I drop off the B road onto a C road, the main purpose of which seems to be to service the huts that populate the cliffside above and below, like an enormous rabbit warren. I wonder if it’s Duchy of Cornwall land, because the chalets littering the place are reminiscent of those near Portland Bill, which look to me like garden sheds looking for allotments.
Just after 5pm I’m relieved to be turning off the coast road and rounding the bend to find the welcome sight of my destination.
The campsite lives up to its name, being something of a fortress as far as hikers are concerned. There’s a barrier for vehicles with a stone wall on either side and no alternative way in for pedestrians. With a degree of difficulty at this stage of a long day I stoop under the barrier and make my way to reception.

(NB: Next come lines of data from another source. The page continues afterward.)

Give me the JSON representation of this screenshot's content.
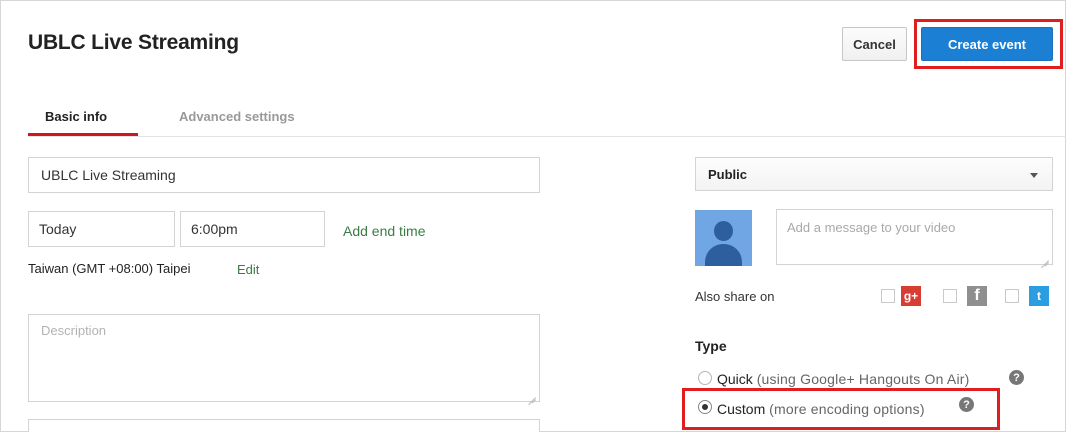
{
  "header": {
    "title": "UBLC Live Streaming",
    "cancel_label": "Cancel",
    "create_label": "Create event"
  },
  "tabs": [
    {
      "label": "Basic info",
      "active": true
    },
    {
      "label": "Advanced settings",
      "active": false
    }
  ],
  "basic": {
    "title_value": "UBLC Live Streaming",
    "date_value": "Today",
    "time_value": "6:00pm",
    "add_end_time": "Add end time",
    "timezone": "Taiwan (GMT +08:00) Taipei",
    "timezone_edit": "Edit",
    "description_placeholder": "Description"
  },
  "privacy": {
    "selected": "Public"
  },
  "share": {
    "message_placeholder": "Add a message to your video",
    "also_share_label": "Also share on",
    "networks": [
      "google-plus-icon",
      "facebook-icon",
      "twitter-icon"
    ]
  },
  "type": {
    "label": "Type",
    "options": [
      {
        "name": "Quick",
        "detail": "(using Google+ Hangouts On Air)",
        "selected": false
      },
      {
        "name": "Custom",
        "detail": "(more encoding options)",
        "selected": true
      }
    ]
  },
  "colors": {
    "primary_button": "#1b7fd3",
    "highlight_box": "#e01e1e",
    "active_tab": "#cc181e",
    "link": "#3a7c44"
  }
}
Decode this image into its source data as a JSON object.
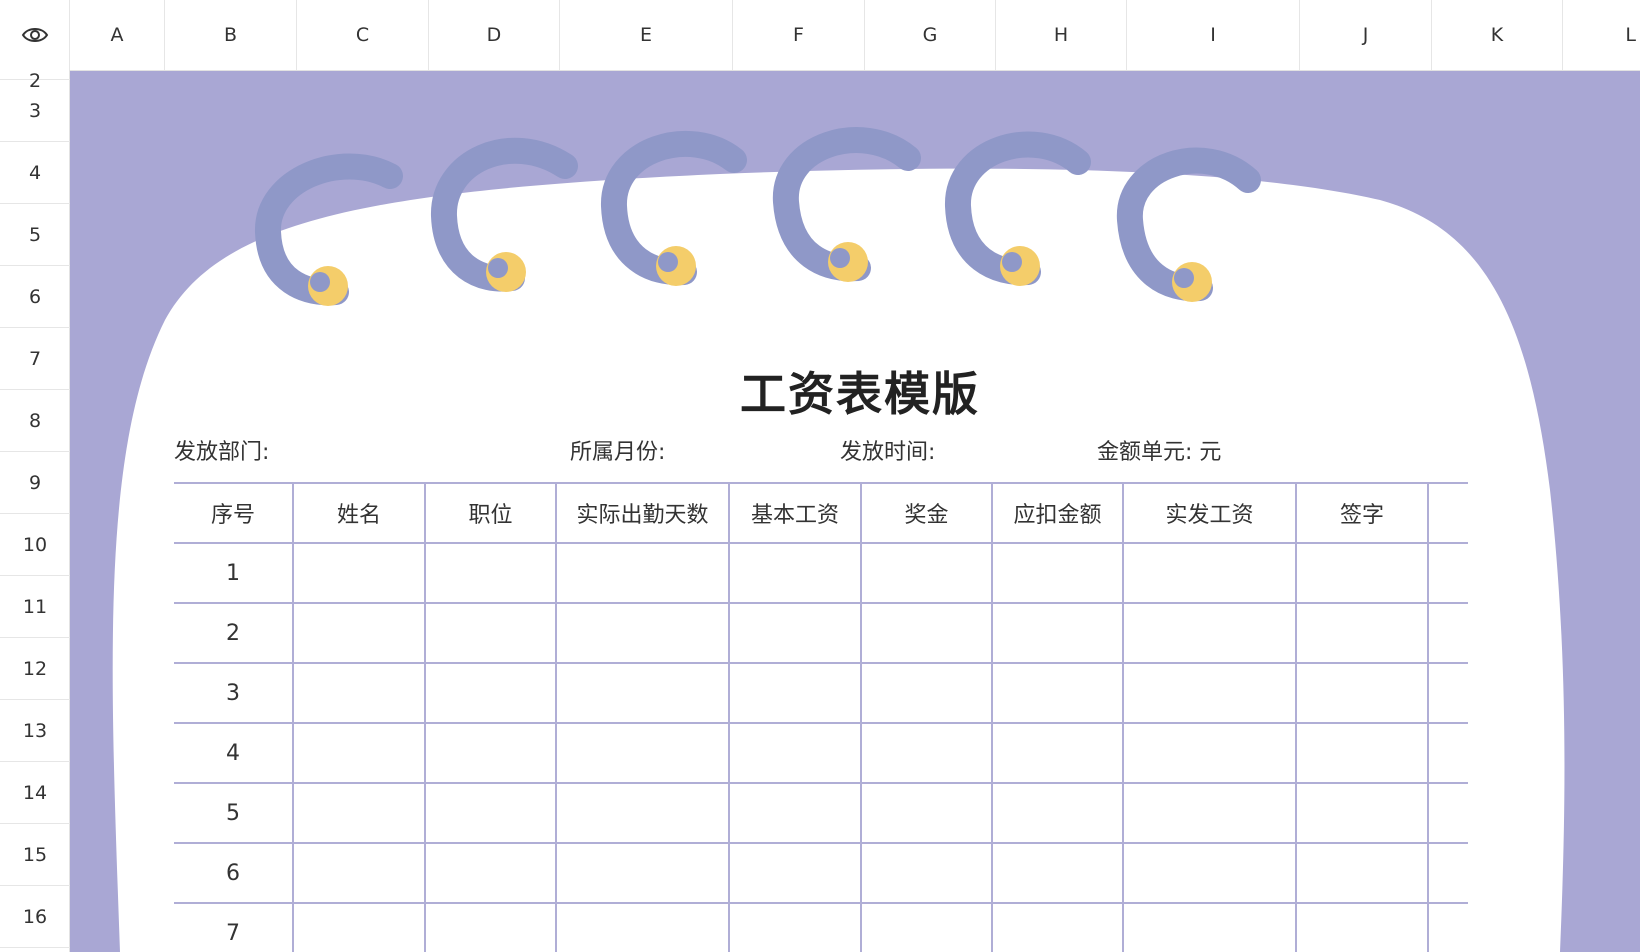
{
  "columns": [
    "A",
    "B",
    "C",
    "D",
    "E",
    "F",
    "G",
    "H",
    "I",
    "J",
    "K",
    "L"
  ],
  "rows": [
    "2",
    "3",
    "4",
    "5",
    "6",
    "7",
    "8",
    "9",
    "10",
    "11",
    "12",
    "13",
    "14",
    "15",
    "16"
  ],
  "sheet": {
    "title": "工资表模版",
    "info": {
      "dept_label": "发放部门:",
      "month_label": "所属月份:",
      "time_label": "发放时间:",
      "unit_label": "金额单元: 元"
    },
    "table": {
      "headers": [
        "序号",
        "姓名",
        "职位",
        "实际出勤天数",
        "基本工资",
        "奖金",
        "应扣金额",
        "实发工资",
        "签字",
        ""
      ],
      "row_numbers": [
        "1",
        "2",
        "3",
        "4",
        "5",
        "6",
        "7"
      ]
    }
  },
  "colors": {
    "background_purple": "#a9a7d4",
    "ring_blue": "#8f98c8",
    "ring_dot_yellow": "#f4cd6a",
    "grid_line": "#b0aed6"
  },
  "icons": {
    "visibility": "eye-icon"
  }
}
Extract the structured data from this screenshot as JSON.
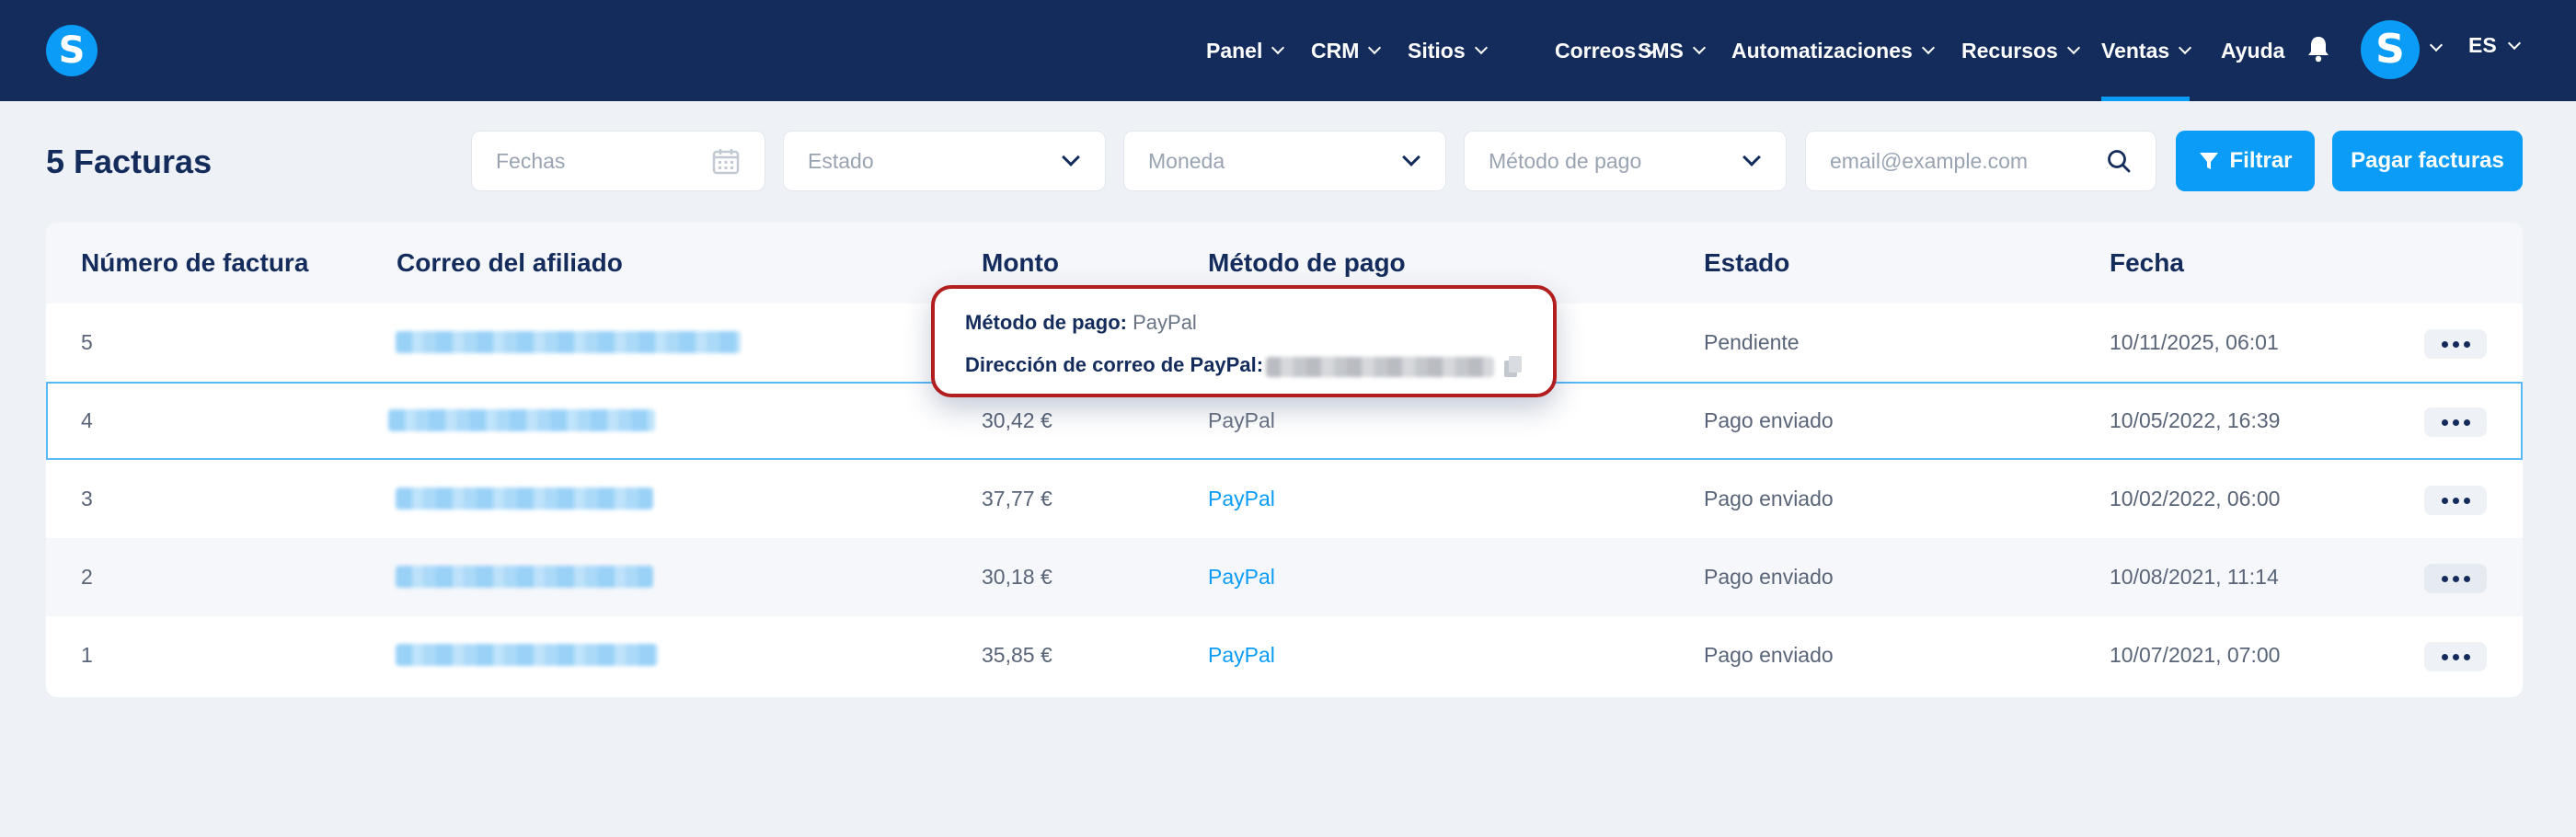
{
  "nav": {
    "items": [
      {
        "label": "Panel"
      },
      {
        "label": "CRM"
      },
      {
        "label": "Sitios"
      },
      {
        "label": "Correos"
      },
      {
        "label": "SMS"
      },
      {
        "label": "Automatizaciones"
      },
      {
        "label": "Recursos"
      },
      {
        "label": "Ventas",
        "active": true
      },
      {
        "label": "Ayuda"
      }
    ],
    "logo_letter": "S",
    "avatar_letter": "S",
    "language": "ES"
  },
  "page": {
    "title": "5 Facturas"
  },
  "filters": {
    "dates_placeholder": "Fechas",
    "status_placeholder": "Estado",
    "currency_placeholder": "Moneda",
    "payment_method_placeholder": "Método de pago",
    "email_placeholder": "email@example.com",
    "filter_button": "Filtrar",
    "pay_button": "Pagar facturas"
  },
  "table": {
    "headers": [
      "Número de factura",
      "Correo del afiliado",
      "Monto",
      "Método de pago",
      "Estado",
      "Fecha"
    ],
    "rows": [
      {
        "number": "5",
        "amount": "",
        "method": "",
        "status": "Pendiente",
        "date": "10/11/2025, 06:01"
      },
      {
        "number": "4",
        "amount": "30,42 €",
        "method": "PayPal",
        "status": "Pago enviado",
        "date": "10/05/2022, 16:39"
      },
      {
        "number": "3",
        "amount": "37,77 €",
        "method": "PayPal",
        "status": "Pago enviado",
        "date": "10/02/2022, 06:00"
      },
      {
        "number": "2",
        "amount": "30,18 €",
        "method": "PayPal",
        "status": "Pago enviado",
        "date": "10/08/2021, 11:14"
      },
      {
        "number": "1",
        "amount": "35,85 €",
        "method": "PayPal",
        "status": "Pago enviado",
        "date": "10/07/2021, 07:00"
      }
    ]
  },
  "tooltip": {
    "method_label": "Método de pago:",
    "method_value": "PayPal",
    "email_label": "Dirección de correo de PayPal:"
  },
  "colors": {
    "nav_bg": "#142c5c",
    "accent": "#0a9cf6",
    "tooltip_border": "#b21e1e"
  }
}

In this part of the world the majority of employees in most establishments seem to be ex-forces, and it shows. The receptionist appears a little miffed that she hasn’t been called upon to exercise her authority by raising the barrier, but she’s most efficient in finding me a pitch and giving me directions to the facilities, together with an information pack.
I pitch the tent with military precision in a hollow behind an old gun emplacement, then climb the ramparts to take in the view.
I take a welcome shower and emerge dapper in the new shirt, ready for action – well, food anyway. The clubhouse is a pleasant surprise, serving excellent real ale and a wicked chicken curry with a side salad – as a result of military training and discipline, obviously. And what a location for a night’s kip, especially when you’re plum tuckered.